Success or failure during times of peril depends on your ability to get your team moving in the right direction. Courage and resolve will help you avoid the temptations that lead to failure in difficult times. When people are asking me how do you spot a leader, I would ask the following question: How did they lead in challenging times and adversity? Think about leaders like Abraham Lincoln, Nelson Mandela, Martin Luther King Jr. and Mahatma Gandhi.
Leadership in today’s world is in short supply. We are not expecting perfect leaders, but people who have primary greatness.
According to the late Stephen Covey, “A successful life is about primary greatness-a life of duty, honor, integrity, perseverance, self-sacrifice and service, regardless of material rewards or circumstances. “
At the heart of it, It’s about building your leadership character. How do you respond to setbacks and adversity will have a lasting impact on whether you were courageous enough to lead by example? All of us want to see positive changes, but the real question is whether you are included in the change. As Gandhi said, “Be the change you want to see in the world.” In order for us to make a difference, we have to BE the difference.

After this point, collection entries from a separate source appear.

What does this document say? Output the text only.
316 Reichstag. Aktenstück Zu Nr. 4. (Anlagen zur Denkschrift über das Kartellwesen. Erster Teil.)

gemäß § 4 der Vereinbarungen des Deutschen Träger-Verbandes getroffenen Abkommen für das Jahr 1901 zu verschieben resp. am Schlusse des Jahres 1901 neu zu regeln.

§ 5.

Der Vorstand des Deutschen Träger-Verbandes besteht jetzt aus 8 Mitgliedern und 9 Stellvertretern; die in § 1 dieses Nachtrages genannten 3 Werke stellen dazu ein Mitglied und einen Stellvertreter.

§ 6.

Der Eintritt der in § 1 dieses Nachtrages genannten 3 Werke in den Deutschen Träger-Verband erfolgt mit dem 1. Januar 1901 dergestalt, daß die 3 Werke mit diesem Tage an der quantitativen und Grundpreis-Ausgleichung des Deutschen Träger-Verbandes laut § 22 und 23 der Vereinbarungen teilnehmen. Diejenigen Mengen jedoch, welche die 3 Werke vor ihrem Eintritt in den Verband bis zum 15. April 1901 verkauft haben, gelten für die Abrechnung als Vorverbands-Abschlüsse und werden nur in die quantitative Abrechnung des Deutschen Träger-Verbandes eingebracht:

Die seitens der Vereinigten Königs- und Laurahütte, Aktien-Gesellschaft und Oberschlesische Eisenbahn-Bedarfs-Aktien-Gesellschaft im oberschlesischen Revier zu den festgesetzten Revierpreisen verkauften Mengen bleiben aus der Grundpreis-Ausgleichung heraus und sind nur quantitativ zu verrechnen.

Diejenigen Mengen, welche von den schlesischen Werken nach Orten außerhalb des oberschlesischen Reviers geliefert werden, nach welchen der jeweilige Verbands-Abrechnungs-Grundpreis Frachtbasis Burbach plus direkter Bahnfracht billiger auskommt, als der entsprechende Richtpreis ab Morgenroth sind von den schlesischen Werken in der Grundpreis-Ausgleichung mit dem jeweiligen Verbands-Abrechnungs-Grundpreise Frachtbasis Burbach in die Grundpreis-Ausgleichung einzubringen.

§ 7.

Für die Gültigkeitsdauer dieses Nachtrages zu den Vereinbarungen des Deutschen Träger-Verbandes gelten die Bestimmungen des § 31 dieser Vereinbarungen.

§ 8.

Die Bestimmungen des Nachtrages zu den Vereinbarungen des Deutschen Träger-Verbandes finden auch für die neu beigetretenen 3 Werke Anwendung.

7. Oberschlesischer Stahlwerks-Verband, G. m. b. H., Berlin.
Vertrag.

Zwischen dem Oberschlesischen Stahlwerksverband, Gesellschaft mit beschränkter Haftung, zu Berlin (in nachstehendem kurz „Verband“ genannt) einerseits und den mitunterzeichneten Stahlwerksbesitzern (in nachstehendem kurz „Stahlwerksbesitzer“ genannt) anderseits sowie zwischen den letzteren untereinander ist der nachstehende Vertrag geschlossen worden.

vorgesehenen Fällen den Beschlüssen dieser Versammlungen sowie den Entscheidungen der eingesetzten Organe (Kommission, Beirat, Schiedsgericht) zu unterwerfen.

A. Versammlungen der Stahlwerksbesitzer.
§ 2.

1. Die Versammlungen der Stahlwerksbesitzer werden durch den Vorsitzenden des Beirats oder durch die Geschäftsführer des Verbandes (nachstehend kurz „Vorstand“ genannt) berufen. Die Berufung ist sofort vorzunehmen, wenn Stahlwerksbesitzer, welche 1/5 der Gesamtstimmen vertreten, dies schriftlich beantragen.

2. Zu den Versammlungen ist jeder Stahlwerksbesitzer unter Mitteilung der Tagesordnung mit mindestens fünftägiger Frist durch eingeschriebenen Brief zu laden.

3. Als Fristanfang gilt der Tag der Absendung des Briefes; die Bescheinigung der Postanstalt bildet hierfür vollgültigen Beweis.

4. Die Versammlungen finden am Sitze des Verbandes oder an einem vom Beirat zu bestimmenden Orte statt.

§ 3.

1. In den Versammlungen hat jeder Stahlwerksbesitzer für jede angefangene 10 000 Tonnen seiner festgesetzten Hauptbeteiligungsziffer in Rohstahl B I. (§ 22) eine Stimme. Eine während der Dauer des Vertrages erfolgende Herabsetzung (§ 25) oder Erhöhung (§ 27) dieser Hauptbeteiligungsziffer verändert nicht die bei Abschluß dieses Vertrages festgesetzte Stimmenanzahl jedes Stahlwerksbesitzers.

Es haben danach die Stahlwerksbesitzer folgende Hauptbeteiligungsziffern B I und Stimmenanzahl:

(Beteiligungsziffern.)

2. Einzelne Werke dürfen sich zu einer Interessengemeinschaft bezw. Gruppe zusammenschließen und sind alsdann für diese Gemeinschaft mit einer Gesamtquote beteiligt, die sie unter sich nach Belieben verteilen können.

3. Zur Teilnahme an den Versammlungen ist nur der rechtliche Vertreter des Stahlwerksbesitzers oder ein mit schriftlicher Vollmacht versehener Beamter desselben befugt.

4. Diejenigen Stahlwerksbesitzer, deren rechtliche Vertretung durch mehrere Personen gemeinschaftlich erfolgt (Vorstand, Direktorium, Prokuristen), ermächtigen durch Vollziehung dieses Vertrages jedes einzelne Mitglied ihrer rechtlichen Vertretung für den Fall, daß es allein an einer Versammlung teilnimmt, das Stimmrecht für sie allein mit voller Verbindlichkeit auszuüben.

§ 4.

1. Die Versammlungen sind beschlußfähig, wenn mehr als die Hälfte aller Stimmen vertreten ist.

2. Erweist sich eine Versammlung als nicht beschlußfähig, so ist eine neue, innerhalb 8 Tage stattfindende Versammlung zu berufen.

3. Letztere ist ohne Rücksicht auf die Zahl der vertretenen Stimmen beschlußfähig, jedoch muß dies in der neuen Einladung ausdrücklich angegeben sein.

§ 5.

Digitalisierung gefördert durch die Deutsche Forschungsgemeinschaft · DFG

We are sometimes challenged to keep quiet or move on, to conform and settle back to our pre-determined roles. But nothing can be so far from the truth as to what leaders really do. Candor and tough decisions require courage, and courage will set you apart from the pack. We need courageous leaders with the capacity to think deeply, critically, comprehensively, and do what’s right.
For some of us, life has become overwhelming by constant changes and ongoing demands to do more with less. It has become challenging to navigate the day to day without losing your soul. We need to remember who we are and what we believe in. We must identify and keep our purpose alive.
Leadership is always taking the road less traveled. It’s uncomfortable. It’s about change, vision and disruption. It’s letting go of the old and ushering the new. It’s not necessarily about great heroic acts, but the day to day contributions to making your organization, community and family a better place. Each day can be a contribution to a deeper more satisfying sense of purpose and momentum in the right direction.
Leadership is a life long journey, so don’t try to master it in one month. Lakshmi Ramarajan a Harvard Business Review writer says, the process of learning, growing, and developing an integrated self is a process of construction and meaning–making. As a leader, you will face many challenges. Adversity is a great teacher. We begin to mold our character and values based on our experiences.
So what are some of the ways to challenge ourselves and lead with courage?
Be action oriented leader
Great leaders don’t sit on the sidelines. The don’t tippy toe around the opportunities presented to them. Life is a game, but you have to be in the game to win the game, you can’t win it by being a spectator. Each of us can make a meaningful contribution. It does not have to be grandiose. It could be a simple act of kindness toward people you have influence with.
Be comfortable with the unknown
Great leaders are comfortable with the unknown. They embrace the unexpected as they mature and grow into their leadership role. Nothing is guaranteed in life, so you might as well find out what works and what doesn’t. The only way to do find out is by trying new solutions to an old problem.
Learn from every experience
John F. Kennedy who had big a learning curve as young president said, ‘Leadership and learning are indispensable to each other.” Leadership is not a sprint. It’s a journey of learning about your strengths and how you can take your experiences as an opportunity to get better. The best leaders are not born, they are made.